General Consideration and Tips
Keep these tips in mind every time you approach the roof.
- Wear loose, comfortable clothing, rubber-soled shoes with good ankle support, and a hat for sun protection.
- Work on the roof only in dry, calm, mild weather A ladder or roof that's wet from rain, frost, or dew can be treacherously slick, and a sudden wind can knock you off balance. Keep grass cuttings and mud off your shoes, as well. Never get on the roof when lightning threatens.
- Once on the roof, be alert for slippery, brittle, or old roofing materials, and rotten decking you could put a foot through.
- Avoid contact with power lines connected to the house and with television antennas.
- To avoid straining your back, lift only lightweight loads and let your leg muscles do the work.
- Pace yourself and take frequent rests.
- Keep children and pets off the roof and away from the work area; they can be hurt by falling materials.
- Metal ladder brackets allow you to hook a ladder over the ridge of a house.
- Toe board jacks nailed to the roof support you and your materials with a 2 by 6 plank. (Use strong, straight-grained lumber no longer than 10 feet unless you support the middle with another jack.) The jacks have notches in them so they can be slipped off the nails.
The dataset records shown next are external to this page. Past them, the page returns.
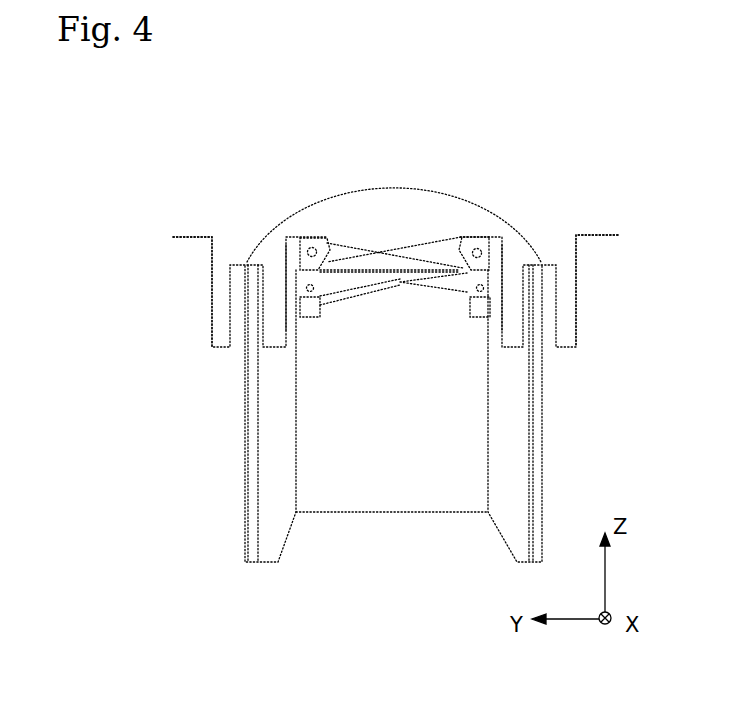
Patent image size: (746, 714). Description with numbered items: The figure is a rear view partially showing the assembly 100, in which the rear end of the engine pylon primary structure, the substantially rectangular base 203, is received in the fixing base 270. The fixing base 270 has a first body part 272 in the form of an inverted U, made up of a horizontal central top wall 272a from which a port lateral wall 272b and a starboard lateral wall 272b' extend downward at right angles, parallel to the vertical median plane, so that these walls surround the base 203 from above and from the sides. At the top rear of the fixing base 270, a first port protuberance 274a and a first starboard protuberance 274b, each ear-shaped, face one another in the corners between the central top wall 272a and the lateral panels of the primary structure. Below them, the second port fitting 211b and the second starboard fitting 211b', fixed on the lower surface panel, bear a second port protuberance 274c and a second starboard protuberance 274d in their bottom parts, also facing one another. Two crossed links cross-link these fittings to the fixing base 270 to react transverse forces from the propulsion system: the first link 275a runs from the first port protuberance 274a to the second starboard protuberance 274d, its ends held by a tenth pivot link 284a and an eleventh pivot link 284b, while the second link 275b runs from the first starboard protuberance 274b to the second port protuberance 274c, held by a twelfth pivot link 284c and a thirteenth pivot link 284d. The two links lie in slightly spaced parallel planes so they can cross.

The assembly 100 is at (378, 552).
The base 203 is at (392, 461).
The second port fitting 211b is at (172, 244).
The second starboard fitting 211b' is at (627, 238).
The fixing base 270 is at (420, 178).
The first body part 272 is at (550, 429).
The central top wall 272a is at (402, 270).
The port lateral wall 272b is at (182, 413).
The starboard lateral wall 272b' is at (613, 413).
The first port protuberance 274a is at (308, 305).
The first starboard protuberance 274b is at (487, 308).
The second port protuberance 274c is at (292, 238).
The second starboard protuberance 274d is at (497, 235).
The first link 275a is at (432, 265).
The second link 275b is at (348, 253).
The tenth pivot link 284a is at (310, 288).
The eleventh pivot link 284b is at (482, 253).
The twelfth pivot link 284c is at (478, 290).
The thirteenth pivot link 284d is at (313, 252).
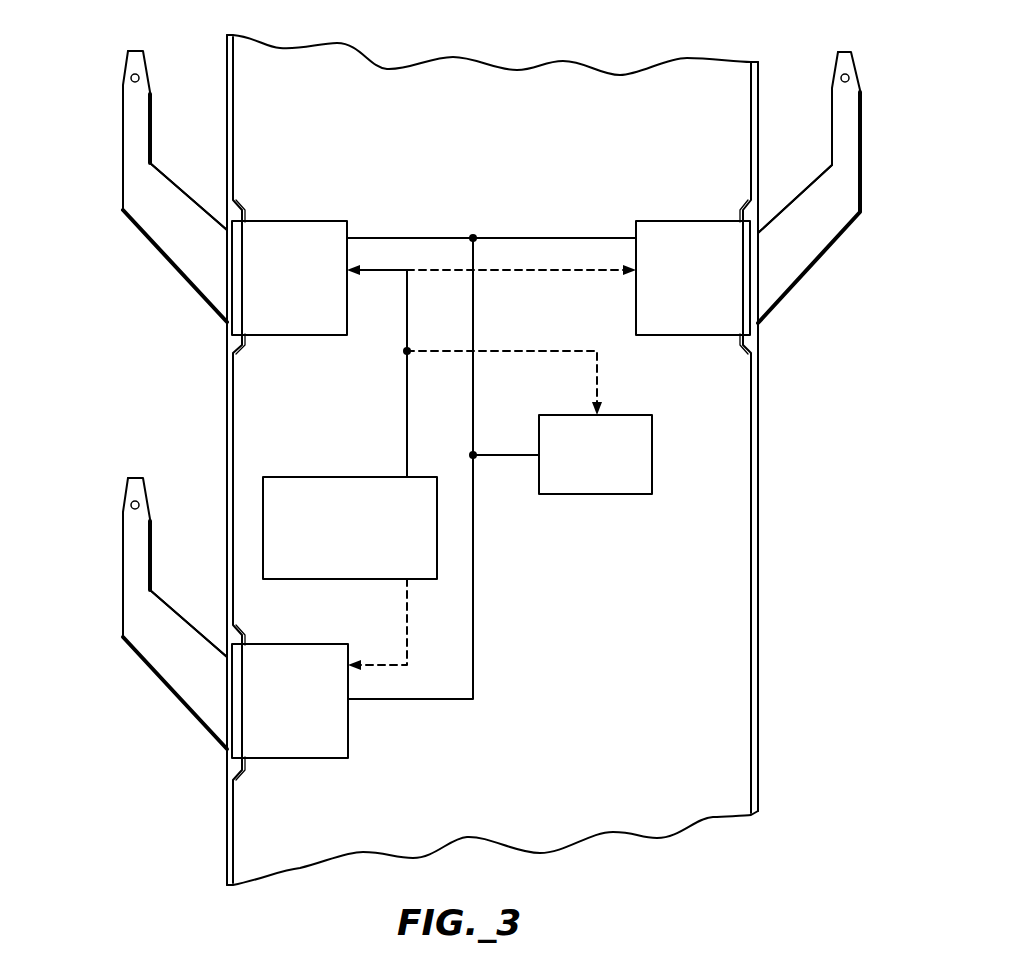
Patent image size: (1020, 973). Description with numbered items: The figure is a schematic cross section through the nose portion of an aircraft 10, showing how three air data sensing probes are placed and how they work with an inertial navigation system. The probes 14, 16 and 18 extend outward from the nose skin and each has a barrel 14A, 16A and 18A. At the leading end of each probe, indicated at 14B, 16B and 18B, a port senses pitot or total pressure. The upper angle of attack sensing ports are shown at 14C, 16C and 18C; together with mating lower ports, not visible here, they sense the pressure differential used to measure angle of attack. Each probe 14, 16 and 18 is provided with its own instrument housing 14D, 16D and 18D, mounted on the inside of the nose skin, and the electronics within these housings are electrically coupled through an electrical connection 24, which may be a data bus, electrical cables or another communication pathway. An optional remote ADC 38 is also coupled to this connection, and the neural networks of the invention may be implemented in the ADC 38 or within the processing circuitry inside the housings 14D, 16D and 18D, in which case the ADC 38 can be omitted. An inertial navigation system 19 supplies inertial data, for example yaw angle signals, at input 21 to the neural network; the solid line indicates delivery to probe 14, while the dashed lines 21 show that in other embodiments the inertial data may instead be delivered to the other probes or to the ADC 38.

The aircraft 10 is at (766, 567).
The probe 14 is at (145, 171).
The barrel 14A is at (153, 147).
The leading end 14B is at (137, 51).
The top angle of attack sensing port 14C is at (147, 78).
The instrument housing 14D is at (273, 232).
The probe 16 is at (832, 168).
The barrel 16A is at (832, 147).
The leading end 16B is at (845, 52).
The top angle of attack sensing port 16C is at (838, 78).
The instrument housing 16D is at (708, 232).
The probe 18 is at (145, 597).
The barrel 18A is at (153, 574).
The leading end 18B is at (137, 478).
The top angle of attack sensing port 18C is at (147, 504).
The instrument housing 18D is at (275, 658).
The inertial navigation system 19 is at (350, 477).
The input 21 is at (407, 410).
The electrical connection 24 is at (476, 645).
The remote ADC 38 is at (617, 415).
Secure jacks with nails long enough to penetrate sheathing and rafters.
- An angled seat board allows you to sit on a level surface while working. Angles on the sides of the board must match the slope of your roof.
- Scaffolding, useful if you're installing a large skylight, can be rented from tool supply companies.
The standard safety devices illustrated are available from tool rental companies.
Inspect your ladder for cracks or weaknesses in the rungs before you lean it against the house. The ladder should be long enough so that at least two rungs extend above the eaves. Place the base of the ladder on firm, level ground at a measured distance from the side of the house-that distance should equal a quarter of the vertical distance from the ground to the top rung.
Get on and off by stepping onto the center of the rung; use both hands.
If the ladder is to stand on a slick surface, install rubber safety shoes (they're available at home improvement centers).